Minnesota has an estimated 500,000 deer hunters, and they provide about $20 million a year to the state Department of Natural Resources while supporting powerful and well-organized hunting organizations.
"We don't have a Minnesota Moose Hunters Association," said Carrol Henderson, nongame wildlife manager for the DNR.
The strong pull of Minnesota's whitetail culture and its economic impact show up loud and clear in DNR surveys of landowners and hunters in that part of the state, as well as in the sometimes-contentious debate among citizen committees that advise the DNR on deer management.
"Deer hunting brings in more money to the state than moose," said Randy Bowe, a longtime hunter on the North Shore of Lake Superior and owner of a taxidermy business in Duluth. "I don't know of anyone who purchased land to moose hunt."

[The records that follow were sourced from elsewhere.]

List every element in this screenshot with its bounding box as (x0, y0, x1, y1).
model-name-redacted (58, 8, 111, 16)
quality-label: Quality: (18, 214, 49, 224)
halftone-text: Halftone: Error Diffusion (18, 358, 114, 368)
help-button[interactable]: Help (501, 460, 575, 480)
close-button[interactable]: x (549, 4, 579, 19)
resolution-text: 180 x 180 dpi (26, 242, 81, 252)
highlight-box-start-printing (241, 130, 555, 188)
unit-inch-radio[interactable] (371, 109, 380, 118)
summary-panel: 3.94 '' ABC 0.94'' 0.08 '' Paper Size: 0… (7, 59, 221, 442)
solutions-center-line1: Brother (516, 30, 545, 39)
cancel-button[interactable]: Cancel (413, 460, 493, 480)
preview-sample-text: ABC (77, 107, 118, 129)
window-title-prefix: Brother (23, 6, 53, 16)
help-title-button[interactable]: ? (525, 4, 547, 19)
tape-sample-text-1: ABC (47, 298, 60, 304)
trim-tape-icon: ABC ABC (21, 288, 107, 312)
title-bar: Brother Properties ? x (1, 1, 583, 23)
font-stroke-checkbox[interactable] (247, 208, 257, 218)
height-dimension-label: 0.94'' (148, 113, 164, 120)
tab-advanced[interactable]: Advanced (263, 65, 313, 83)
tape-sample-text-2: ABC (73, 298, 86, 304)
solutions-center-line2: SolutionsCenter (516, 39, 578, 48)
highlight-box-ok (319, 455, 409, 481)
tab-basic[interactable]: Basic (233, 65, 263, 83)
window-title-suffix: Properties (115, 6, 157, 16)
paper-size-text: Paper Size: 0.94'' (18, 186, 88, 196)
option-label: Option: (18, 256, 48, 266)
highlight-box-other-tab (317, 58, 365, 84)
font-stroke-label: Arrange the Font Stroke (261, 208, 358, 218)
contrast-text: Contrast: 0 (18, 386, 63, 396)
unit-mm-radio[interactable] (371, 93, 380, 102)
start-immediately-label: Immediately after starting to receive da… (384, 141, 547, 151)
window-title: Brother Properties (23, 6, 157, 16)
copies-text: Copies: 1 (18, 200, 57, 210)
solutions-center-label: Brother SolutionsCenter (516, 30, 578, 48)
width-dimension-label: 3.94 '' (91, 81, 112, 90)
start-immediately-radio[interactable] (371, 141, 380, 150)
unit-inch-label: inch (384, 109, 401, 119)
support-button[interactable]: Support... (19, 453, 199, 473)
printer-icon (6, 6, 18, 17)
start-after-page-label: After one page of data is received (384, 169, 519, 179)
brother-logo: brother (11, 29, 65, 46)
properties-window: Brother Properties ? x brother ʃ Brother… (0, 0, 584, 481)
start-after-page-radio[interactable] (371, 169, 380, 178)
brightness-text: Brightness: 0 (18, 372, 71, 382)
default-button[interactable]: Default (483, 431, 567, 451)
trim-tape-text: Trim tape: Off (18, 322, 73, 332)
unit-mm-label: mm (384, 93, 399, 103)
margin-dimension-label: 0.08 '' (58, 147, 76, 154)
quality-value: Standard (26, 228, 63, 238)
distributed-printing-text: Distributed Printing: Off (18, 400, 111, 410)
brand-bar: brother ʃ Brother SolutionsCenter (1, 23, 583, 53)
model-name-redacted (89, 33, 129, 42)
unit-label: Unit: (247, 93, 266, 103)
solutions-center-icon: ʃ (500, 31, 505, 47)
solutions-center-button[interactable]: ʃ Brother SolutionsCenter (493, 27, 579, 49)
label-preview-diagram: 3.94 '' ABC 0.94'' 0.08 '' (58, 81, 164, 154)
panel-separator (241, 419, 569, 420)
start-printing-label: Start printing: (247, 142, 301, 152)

Minnesota's pine forest has always been the most southern edge of the moose country that stretches across the northern part of the continent. The huge animals used to roam across the top of the state, numbering more than 8,000 as recently as 2005. But in the past 12 years their numbers plummeted, and the 4,000 or so that are left congregate in the Arrowhead region between the Boundary Waters Canoe Area and the North Shore.